Tell us a bit about yourself or your projects that are not related to science.
My favorite thing to do outside of lab is to play basketball. I play at leagues like Zogsports or NY Urban where you can sign up as an individual even if you don’t have a team (I highly recommend it). I also like to go hiking in the mountains or do outdoor activities.
What is your favorite thing about NYC?
The food for sure! Also the fact that I felt at home really quickly, people are very welcoming and make you feel like you belong to NYC.
When did you join CUPS and what is your current role, if any?
I joined CUPS in June 2018. First, I was part of the Research & Professional Development Committee. One event I was very happy about was a Career Panel where we invited 4 former Columbia Postdocs who had transitioned to Scientist Positions in Industry (eg Pfizer, Novartis). We had a really nice crowd and the panelists answered a lot of important questions for all those wondering about industry scientist positions.
I then got interested in graphic communications & outreach and therefore founded the Outreach & Communications Committee in Jan 2019 together with Sandra Franco Iborra. We were just 2 to start off with and now have a stable group of 6-8 people, all super motivated and creative. That’s really cool to see. I got this Science Postdoc Blog set up and going, and I am now passing it over to new members. I also helped on some really nice outreach events, such as a recent Science Trivia Night the group organized.

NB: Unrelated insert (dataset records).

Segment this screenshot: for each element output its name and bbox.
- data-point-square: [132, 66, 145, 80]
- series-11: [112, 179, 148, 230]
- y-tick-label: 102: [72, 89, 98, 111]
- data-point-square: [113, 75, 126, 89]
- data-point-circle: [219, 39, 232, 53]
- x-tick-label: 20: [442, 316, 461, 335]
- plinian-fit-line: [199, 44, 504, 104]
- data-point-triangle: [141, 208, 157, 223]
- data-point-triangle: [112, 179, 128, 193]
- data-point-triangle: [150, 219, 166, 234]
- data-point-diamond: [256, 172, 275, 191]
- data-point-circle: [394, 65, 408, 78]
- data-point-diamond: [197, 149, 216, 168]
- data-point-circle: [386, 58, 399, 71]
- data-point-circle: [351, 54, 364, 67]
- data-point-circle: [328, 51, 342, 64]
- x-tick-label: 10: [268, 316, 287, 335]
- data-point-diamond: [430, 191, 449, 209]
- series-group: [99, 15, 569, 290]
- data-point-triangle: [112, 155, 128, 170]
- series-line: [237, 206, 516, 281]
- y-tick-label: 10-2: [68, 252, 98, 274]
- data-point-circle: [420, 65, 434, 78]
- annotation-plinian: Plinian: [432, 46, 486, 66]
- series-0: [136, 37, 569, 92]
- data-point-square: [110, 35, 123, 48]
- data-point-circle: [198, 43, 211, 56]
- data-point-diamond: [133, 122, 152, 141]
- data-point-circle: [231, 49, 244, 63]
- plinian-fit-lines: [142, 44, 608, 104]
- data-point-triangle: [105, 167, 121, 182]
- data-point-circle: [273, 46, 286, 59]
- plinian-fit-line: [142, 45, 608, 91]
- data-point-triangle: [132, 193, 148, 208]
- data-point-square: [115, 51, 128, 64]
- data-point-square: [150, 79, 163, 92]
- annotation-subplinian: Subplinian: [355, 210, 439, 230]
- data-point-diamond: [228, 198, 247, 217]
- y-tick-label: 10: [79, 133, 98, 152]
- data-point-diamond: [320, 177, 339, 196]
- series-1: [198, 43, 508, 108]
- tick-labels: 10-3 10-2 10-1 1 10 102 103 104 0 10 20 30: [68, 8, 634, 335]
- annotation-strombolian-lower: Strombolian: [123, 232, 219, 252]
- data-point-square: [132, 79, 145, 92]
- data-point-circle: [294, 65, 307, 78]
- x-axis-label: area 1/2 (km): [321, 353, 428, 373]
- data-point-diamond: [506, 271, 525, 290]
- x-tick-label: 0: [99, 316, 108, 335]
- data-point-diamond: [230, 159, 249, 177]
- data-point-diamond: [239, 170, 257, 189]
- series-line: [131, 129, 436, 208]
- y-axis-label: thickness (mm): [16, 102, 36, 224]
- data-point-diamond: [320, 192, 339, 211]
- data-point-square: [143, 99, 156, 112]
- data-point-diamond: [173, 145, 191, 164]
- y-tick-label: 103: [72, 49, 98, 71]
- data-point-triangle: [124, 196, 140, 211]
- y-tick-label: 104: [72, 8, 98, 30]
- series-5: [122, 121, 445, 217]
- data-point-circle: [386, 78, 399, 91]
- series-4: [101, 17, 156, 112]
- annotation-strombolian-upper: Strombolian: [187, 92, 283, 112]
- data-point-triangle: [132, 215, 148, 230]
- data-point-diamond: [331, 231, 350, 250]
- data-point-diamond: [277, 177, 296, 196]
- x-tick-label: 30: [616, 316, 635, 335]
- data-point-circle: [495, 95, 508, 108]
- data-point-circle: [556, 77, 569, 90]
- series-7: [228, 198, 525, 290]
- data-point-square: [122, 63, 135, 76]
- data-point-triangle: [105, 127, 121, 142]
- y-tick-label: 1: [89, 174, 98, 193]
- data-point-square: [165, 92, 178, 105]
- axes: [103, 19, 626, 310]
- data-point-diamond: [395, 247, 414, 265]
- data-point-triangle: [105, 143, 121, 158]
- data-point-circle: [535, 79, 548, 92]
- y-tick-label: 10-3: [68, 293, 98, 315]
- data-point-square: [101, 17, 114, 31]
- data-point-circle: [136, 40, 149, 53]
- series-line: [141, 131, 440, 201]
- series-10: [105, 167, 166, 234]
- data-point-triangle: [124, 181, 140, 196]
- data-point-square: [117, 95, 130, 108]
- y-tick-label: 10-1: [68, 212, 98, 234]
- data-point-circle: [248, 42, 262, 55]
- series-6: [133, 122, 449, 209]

What do you like the most about CUPS?
Meeting so many cool people that I would not have had the chance to meet otherwise. It’s a really nice way to make friends when you arrive here and don’t know anyone. I also like to discover how people do science in different disciplines that I don’t know much about. I would not have met climate scientists or mathematicians or space scientists otherwise! The Meet our Postdocs blog section has also been a great resource in this respect.